Choice of $R$ is a trade. Small $R$ minimises $e_R$ and $i_n R$ but loads the previous stage and the op-amp output. Large $R$ relaxes loading but raises both Johnson and current-noise contributions. The optimum depends on $e_n / i_n$ for the chosen op-amp.
An AC-coupled input has a coupling capacitor $C_c$ followed by a bias resistor $R_{in}$ to reference. The intended high-pass corner is $f_c = 1/(2\pi R_{in} C_c)$. Adding a non-zero electrode impedance $Z_e$ in series shifts the realised corner to $$f_c' = \frac{1}{2\pi (R_{in} + Z_e)\, C_c},$$ and reduces the in-band gain by the divider ratio $R_{in}/(R_{in} + Z_e)$.

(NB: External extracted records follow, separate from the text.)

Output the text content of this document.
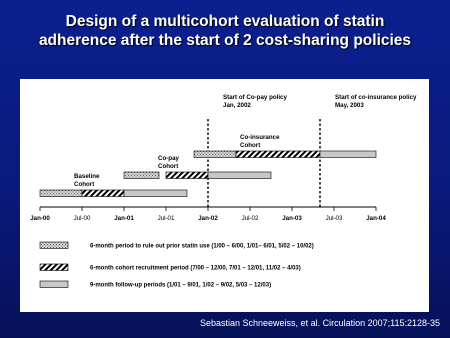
Design of a multicohort evaluation of statin
adherence after the start of 2 cost-sharing policies
Start of Co-pay policy
Jan, 2002
Start of co-insurance policy
May, 2003
Baseline
Cohort
Co-pay
Cohort
Co-insurance
Cohort
Jan-00	Jul-00	Jan-01	Jul-01	Jan-02	Jul-02	Jan-03	Jul-03	Jan-04
6-month period to rule out prior statin use (1/00 – 6/00, 1/01– 6/01, 5/02 – 10/02)
6-month cohort recruitment period (7/00 – 12/00, 7/01 – 12/01, 11/02 – 4/03)
9-month follow-up periods (1/01 – 9/01, 1/02 – 9/02, 5/03 – 12/03)
Sebastian Schneeweiss, et al. Circulation 2007;115:2128-35
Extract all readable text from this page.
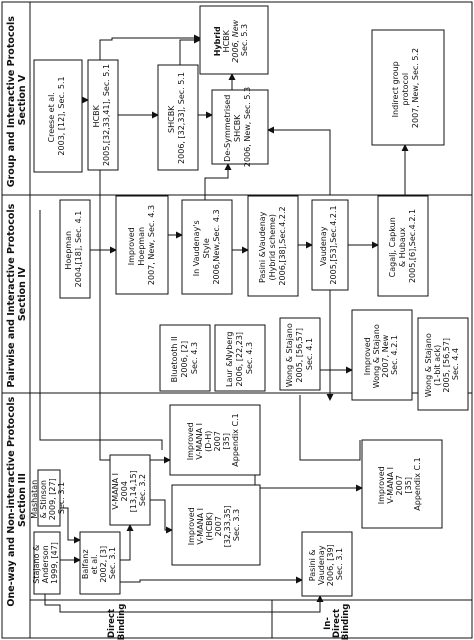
Group and Interactive Protocols Section V
Pairwise and Interactive Protocols Section IV
One-way and Non-interactive Protocols Section III
Direct Binding	In- Direct Binding
Hybrid HCBK 2006, New Sec. 5.3
Indirect group protocol 2007, New, Sec. 5.2
Creese et al. 2003, [12], Sec. 5.1	HCBK 2005,[32,33,41], Sec. 5.1	SHCBK 2006, [32,33], Sec. 5.1	De-Symmetrised SHCBK 2006, New, Sec. 5.3
Hoepman 2004,[18], Sec. 4.1	Improved Hoepman 2007, New, Sec. 4.3	In Vaudenay's Style 2006,New,Sec. 4.3	Pasini &Vaudenay (Hybrid scheme) 2006,[38],Sec.4.2.2	Vaudenay 2005,[53],Sec.4.2.1	Cagalj, Capkun & Hubaux 2005,[6],Sec.4.2.1
Bluetooth II 2006, [2] Sec. 4.3	Laur &Nyberg 2006, [22,23] Sec. 4.3	Wong & Stajano 2005, [56,57] Sec. 4.1	Improved Wong & Stajano 2007, New Sec. 4.2.1	Wong & Stajano (1-bit ack) 2005, [56,57] Sec. 4.4
Stajano & Anderson 1999, [47]
Mashatan & Stinson 2009, [27] Sec. 3.1
Balfanz et al. 2002, [3] Sec. 3.1
V-MANA I 2004 [13,14,15] Sec. 3.2
Improved V-MANA I (D-H) 2007 [35] Appendix C.1
Improved V-MANA I (HCBK) 2007 [32,33,35] Sec. 3.3
Improved V-MANA I 2007 [35] Appendix C.1
Pasini & Vaudenay 2006, [39] Sec. 3.1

Skin-electrode impedance is large and time-varying: gel electrodes settle at $10\text{–}100\,\mathrm{k}\Omega$, dry contacts at $1\text{–}10\,\mathrm{M}\Omega$, and motion modulates $Z_e(t)$ on a beat-by-beat scale. The realised filter therefore drifts during the recording, even when the schematic is fixed.
A differential biopotential channel relies on the front end to reject mains and electrosurgical interference that appears equally on both inputs. If a per-channel low-pass with time constants $\tau_1, \tau_2$ is placed before the difference stage, its mismatch $\delta\tau = \tau_1 - \tau_2$ converts a common-mode input $V_{cm}$ into a differential signal of magnitude $$V_{d,\text{cm}}(\omega) = V_{cm}\!\left| \frac{1}{1 + j\omega \tau_1} - \frac{1}{1 + j\omega \tau_2} \right|.$$ The filter's contribution to the system common-mode rejection ratio is therefore $\mathrm{CMRR}_F(\omega) = |H_{\text{diff}}|/|H_{cm \to d}|$, which falls with frequency as the mismatch term grows.
A 1% RC mismatch limits $\mathrm{CMRR}_F$ to roughly $40\,\mathrm{dB}$ at the corner, which is well below the $80\text{–}120\,\mathrm{dB}$ specified for an instrumentation amplifier alone.